Some business schools are now taking on the consultants at their own game. Fiona Czerniawska, chief executive at Source, a consulting sector analyst, says academics can bring specialist expertise to the industry. “Consulting is very competitive: you can compete on scale or with a special proposition. What doesn’t work is launching a business school consulting firm that is generalist,” she adds.

Some academic leaders see more room for collaboration than rivalry with consulting firms. Patrick De Greve, the director-general at Vlerick Business School in Belgium, says consultants are important strategic partners, often funding research projects and stepping in to help teach programmes that need industry expertise. Providing advisory services would put these commercial relationships at risk, he argues. “We’re not going to bite the hand that feeds us.”
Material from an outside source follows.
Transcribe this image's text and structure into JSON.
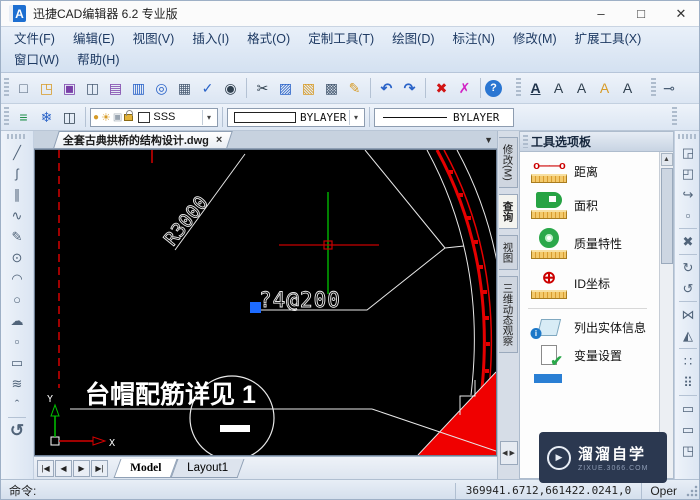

Still, the idea of branching out into advisory is alluring at a time when demand is holding up despite economic pressures and some layoffs at consulting firms, according to Source. From digital transformations to sustainability strategies, there are ample opportunities to sell advice to clients. But, for some schools, this is not purely a business opportunity; it is also a way to deliver on their social mission.

At the Frankfurt School, academics have been working to improve access to financial services in the Democratic Republic of Congo. Over the past decade, they have been advising FPM, a financial inclusion fund, on how to support institutions in targeting small and medium-sized companies, and low-income populations in the central African nation.

“What we have done is help with the reduction of poverty and the improvement of living conditions,” says Jean-Claude Thetika, managing director of FPM. The Frankfurt School designed courses for the fund, which trained 3,500 managers at Congolese financial institutions in offering microfinance and banking for small and medium enterprises. The school also helped FPM devise digital products for these institutions, including mobile banking, to extend the reach of financial services.

Despite the clear potential for real-world impact, schools say that some professors still see consulting as a mere distraction from their core teaching and research activities, underlining a recruitment challenge that can limit the scale of schools’ offerings.

“All my academic colleagues are absolutely flat out,” says Joanna Berry, associate dean of external engagement at Durham’s business school. “So making a case to devote time to consulting is very hard to do. It’s intensive in terms of cost and labour, but it’s important.

“The aim is to deploy that intellectual capital that we generate in ways that benefit society,” she adds. “We can generate all the theories we like but, if we’re not making a difference in the real world, then that research is wasted.”